ISI agents copy hi-tech features in latest Rs 2000 fake notes

The key concern is the startling fact that Pakistan-based crime-syndicates have copied the most exclusive security features of Rs 2,000 Indian currency notes.

Published: 30th August 2019 09:46 AM  |   Last Updated: 30th August 2019 09:46 AM   |  A+A-

2000 Rs Note

For representational purposes (File | Reuters)

By IANS

NEW DELHI: As Special Cell of Delhi Police unravel the Pakistani links in the smuggling of high-quality Fake Indian Currency Notes (FICN), the ongoing investigation has upset the Indian security establishment.

The key concern is the startling fact that Pakistan-based crime-syndicates have copied the most exclusive security features of Rs 2,000 Indian currency notes, a feat not possible without the connivance of the state machinery.

For the first time, the FICN seized by Special Cell proves that 'Optical Variable Ink' used by India in printing Rs 2000 notes has also been used by the Pakistan operatives.

"It's a very high-quality special ink, which gives a colour shift effect. On the front side of Rs 2000 note, the colour of thread changes from green to blue when the note is tilted," told an official of the Special Cell to IANS.

Sources said that hi-tech Optical Variable Ink is used in the new series of fake notes, reportedly being printed at Pakistan security press in Malir Halt, Karachi.

Sources said during investigation it was revealed that notes are being printed under the supervision of senior officials of Pakistan's spy agency, the Inter services Intelligence (ISI). One of the prominent distributors of ISI is India's most wanted fugitive Dawood Ibrahim's infamous D-company, which also operates from Karachi.
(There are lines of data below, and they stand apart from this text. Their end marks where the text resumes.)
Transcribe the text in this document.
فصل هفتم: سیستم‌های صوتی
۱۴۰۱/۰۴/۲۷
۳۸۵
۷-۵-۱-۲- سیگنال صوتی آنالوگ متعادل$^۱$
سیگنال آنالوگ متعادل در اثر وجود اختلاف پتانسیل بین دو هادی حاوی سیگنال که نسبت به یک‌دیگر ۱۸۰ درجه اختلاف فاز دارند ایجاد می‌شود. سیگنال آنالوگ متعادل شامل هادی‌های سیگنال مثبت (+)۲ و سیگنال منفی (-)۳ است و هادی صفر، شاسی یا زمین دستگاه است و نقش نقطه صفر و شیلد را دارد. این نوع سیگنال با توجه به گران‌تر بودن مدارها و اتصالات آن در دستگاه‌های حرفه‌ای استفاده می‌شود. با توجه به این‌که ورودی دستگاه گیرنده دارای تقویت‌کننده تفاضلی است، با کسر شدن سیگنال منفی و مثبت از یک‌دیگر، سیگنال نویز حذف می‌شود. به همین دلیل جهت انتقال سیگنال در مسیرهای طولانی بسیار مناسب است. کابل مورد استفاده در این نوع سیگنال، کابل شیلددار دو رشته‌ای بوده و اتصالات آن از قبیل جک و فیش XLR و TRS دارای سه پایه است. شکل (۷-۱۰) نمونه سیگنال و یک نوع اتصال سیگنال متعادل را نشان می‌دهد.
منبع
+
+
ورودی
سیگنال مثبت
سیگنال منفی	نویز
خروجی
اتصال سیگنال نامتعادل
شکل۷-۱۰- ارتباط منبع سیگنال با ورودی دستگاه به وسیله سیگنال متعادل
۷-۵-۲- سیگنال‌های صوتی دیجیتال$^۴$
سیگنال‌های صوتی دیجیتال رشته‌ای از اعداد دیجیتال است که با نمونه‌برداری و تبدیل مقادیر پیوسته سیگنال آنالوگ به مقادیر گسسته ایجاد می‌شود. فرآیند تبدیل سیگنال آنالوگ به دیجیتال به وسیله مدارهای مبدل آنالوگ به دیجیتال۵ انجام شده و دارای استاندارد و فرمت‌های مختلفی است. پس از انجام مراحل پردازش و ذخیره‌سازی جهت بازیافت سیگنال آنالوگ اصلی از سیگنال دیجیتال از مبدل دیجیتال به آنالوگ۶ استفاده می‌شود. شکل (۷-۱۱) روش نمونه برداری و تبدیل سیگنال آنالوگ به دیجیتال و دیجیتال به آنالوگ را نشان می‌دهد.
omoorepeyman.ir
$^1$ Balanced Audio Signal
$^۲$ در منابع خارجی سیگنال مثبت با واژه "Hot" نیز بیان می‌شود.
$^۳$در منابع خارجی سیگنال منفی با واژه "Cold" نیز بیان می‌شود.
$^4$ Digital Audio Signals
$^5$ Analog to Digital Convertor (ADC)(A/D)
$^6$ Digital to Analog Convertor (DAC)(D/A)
The investigation reveals that another prominent security feature copied for the first time by ISI operatives is the raised bleed lines printed on the extreme left and right side of the note.

These raised lines are identification marks, meant for the visually impaired people. six months back, the FICN seized in India did not have such hi-tech security features.

"They have now even copied the exploding series numbers printed on the right-hand bottom of the notes. For instance, in newly seized Rs 2000 notes, bearing series '7FK' the series is printed in exploded formation.

Hitherto, these features were absent on FICN, enabling anyone to detect them with naked eyes," said the official.

After demonetisation in 2016, the circulation of FICNs from Pakistan remained almost shut for a long period. However, in the first week of June this year, a huge consignment of FICN amounting to Rs 7.67 crore was seized by Nepal police at Tribhuwan Airport in Kathmandu. The seizure alarmed the agencies in New Delhi as for the first time, the consignment arriving from Karachi via Qatar carried high-quality FICN.

"The latest seizure of notes made by Special Cell has a more upgraded version of FICN. It seems that Optical Variable Ink, is being smuggled through the connivance of the state-run printing press in Pakistan from a multi-national company which supplies this ink only to federal governments. It is a serious security breach," said an official of the Directorate of Revenue Intelligence.

On August 24, a Special Cell team led by DCP Pramod Kumar Singh Kushwaha trapped a D-company agent Aslam Ansari from Nehru place in Delhi and recovered FICN worth over Rs 5.50 lakh.

In the first glimpse, police sleuths could not verify the authenticity of the Rs 2000 notes as they carried almost all the security marks including thread, watermarks and other features.

Later the currency experts confirmed that notes seized by the Special Cell were high-quality FICN.